SQL Server Tips by Donald Burleson


This is one of the many SQL Server scripts to display SQL Server RAM memory from the book "High Performance SQL Server DBA".

SQL Server has offered dynamic memory management since version 7.0.  This means the DBA can turn loose the reins and let SQL Server determine workload demands and adjust memory accordingly, with one eye always on overall server memory utilization, in order to keep performance high.  The basic memory regions SQL Server uses are the database or buffer cache , the plan cache , referred to in older versions as the procedure cache , and workspace memory . 

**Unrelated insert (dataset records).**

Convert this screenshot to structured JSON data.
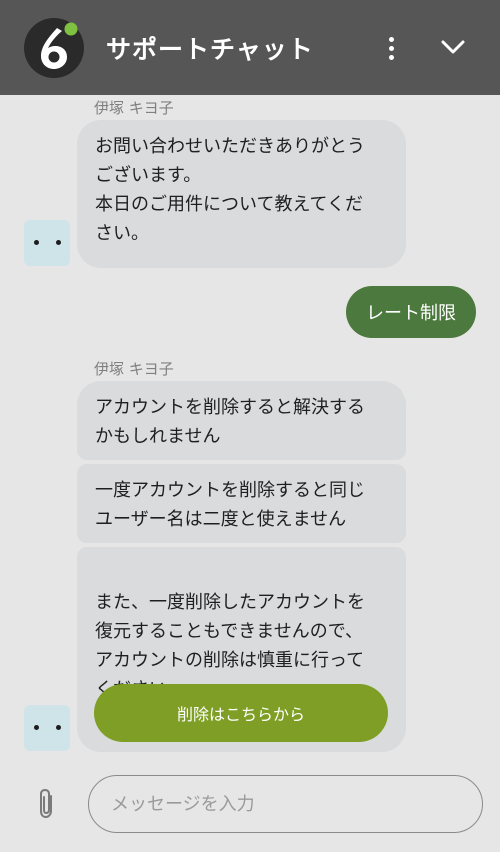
{
  "header": {
    "title": "サポートチャット",
    "logo_icon": "app-logo-icon",
    "menu_icon": "kebab-menu-icon",
    "collapse_icon": "chevron-down-icon",
    "background": "#565656"
  },
  "messages": [
    {
      "sender": "伊塚 キヨ子",
      "text": "お問い合わせいただきありがとう\nございます。\n本日のご用件について教えてくだ\nさい。"
    },
    {
      "user_text": "レート制限"
    },
    {
      "sender": "伊塚 キヨ子",
      "bubbles": [
        "アカウントを削除すると解決する\nかもしれません",
        "一度アカウントを削除すると同じ\nユーザー名は二度と使えません",
        "また、一度削除したアカウントを\n復元することもできませんので、\nアカウントの削除は慎重に行って\nください"
      ],
      "button_label": "削除はこちらから"
    }
  ],
  "composer": {
    "placeholder": "メッセージを入力",
    "attach_icon": "paperclip-icon"
  },
  "colors": {
    "agent_bubble": "#d9dbdd",
    "user_bubble": "#4c7a3e",
    "cta_button": "#7f9e25",
    "avatar": "#cfe4e8"
  }
}
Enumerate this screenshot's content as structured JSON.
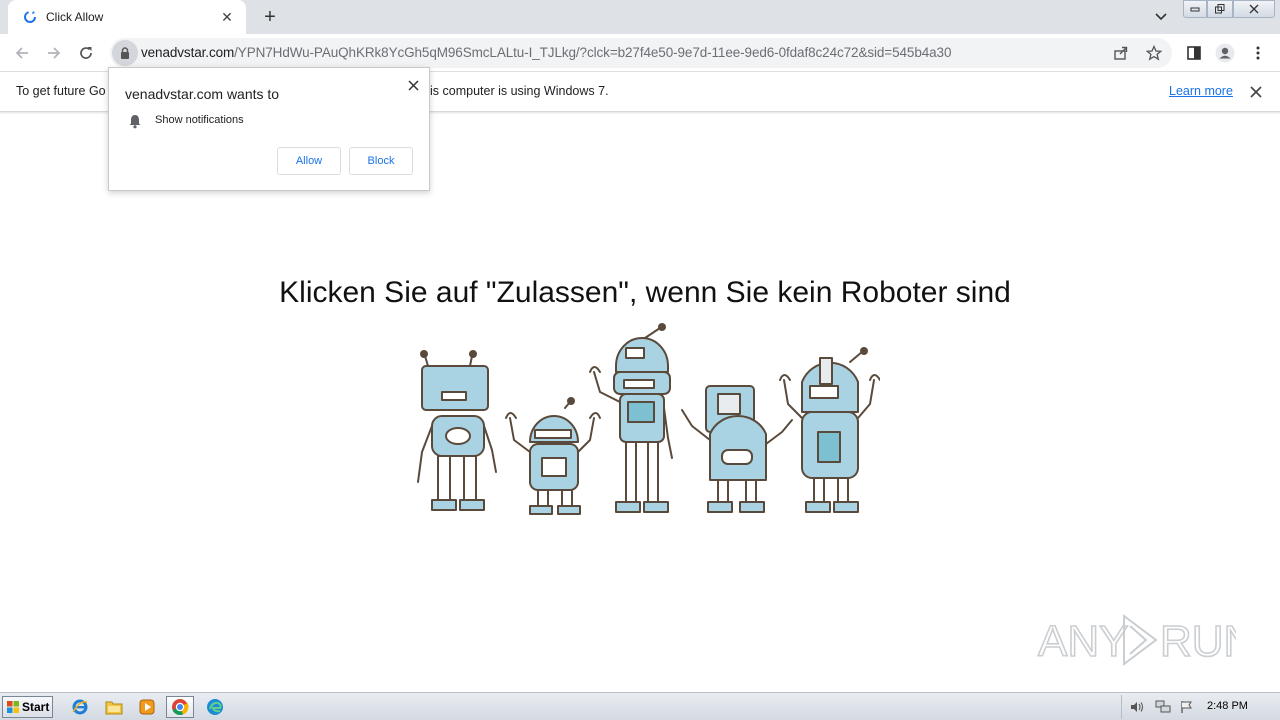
{
  "browser": {
    "tab_title": "Click Allow",
    "url_host": "venadvstar.com",
    "url_path": "/YPN7HdWu-PAuQhKRk8YcGh5qM96SmcLALtu-I_TJLkg/?clck=b27f4e50-9e7d-11ee-9ed6-0fdaf8c24c72&sid=545b4a30"
  },
  "infobar": {
    "text_start": "To get future Go",
    "text_end": "is computer is using Windows 7.",
    "link": "Learn more"
  },
  "prompt": {
    "title": "venadvstar.com wants to",
    "permission": "Show notifications",
    "allow_label": "Allow",
    "block_label": "Block"
  },
  "page": {
    "headline": "Klicken Sie auf \"Zulassen\", wenn Sie kein Roboter sind"
  },
  "watermark": {
    "text_left": "ANY",
    "text_right": "RUN"
  },
  "taskbar": {
    "start_label": "Start",
    "clock": "2:48 PM"
  },
  "colors": {
    "link_blue": "#1a73e8",
    "robot_blue": "#a9d3e3",
    "robot_outline": "#5a4a3c"
  }
}
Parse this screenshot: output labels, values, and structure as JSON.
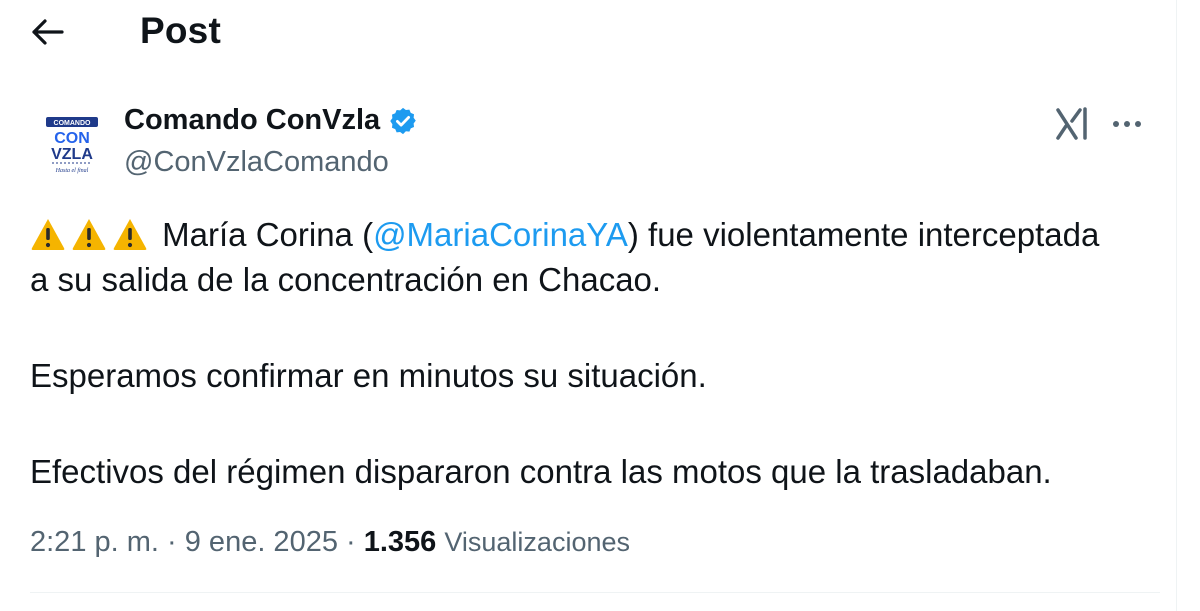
{
  "header": {
    "title": "Post"
  },
  "author": {
    "name": "Comando ConVzla",
    "handle": "@ConVzlaComando",
    "avatar_text": {
      "top": "COMANDO",
      "line1": "CON",
      "line2": "VZLA",
      "tagline": "Hasta el final"
    }
  },
  "tweet": {
    "line1_prefix": " María Corina (",
    "mention": "@MariaCorinaYA",
    "line1_suffix": ") fue violentamente interceptada",
    "line2": "a su salida de la concentración en Chacao.",
    "paragraph2": "Esperamos confirmar en minutos su situación.",
    "paragraph3": "Efectivos del régimen dispararon contra las motos que la trasladaban."
  },
  "meta": {
    "time": "2:21 p. m.",
    "separator": " · ",
    "date": "9 ene. 2025",
    "views_count": "1.356",
    "views_label": "Visualizaciones"
  },
  "colors": {
    "accent": "#1d9bf0",
    "text": "#0f1419",
    "secondary": "#536471",
    "avatar_navy": "#1f3a8a"
  },
  "icons": {
    "back": "arrow-left-icon",
    "verified": "verified-badge-icon",
    "grok": "grok-icon",
    "more": "more-horizontal-icon",
    "warning": "warning-icon"
  }
}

The database cache holds 8KB pages that contain database information.  SQL Server attempts to eliminate seldom-used pages from the database cache so room is left for often-referenced data. 

As has already been mentioned, the plan cache holds compiled and executable plans for both code objects (procedures, etc.) and ad-hoc queries. 

Workspace memory is sometimes required for database requests that require hashing or sorting operations.  There are also miscellaneous areas of memory used for locking and such. 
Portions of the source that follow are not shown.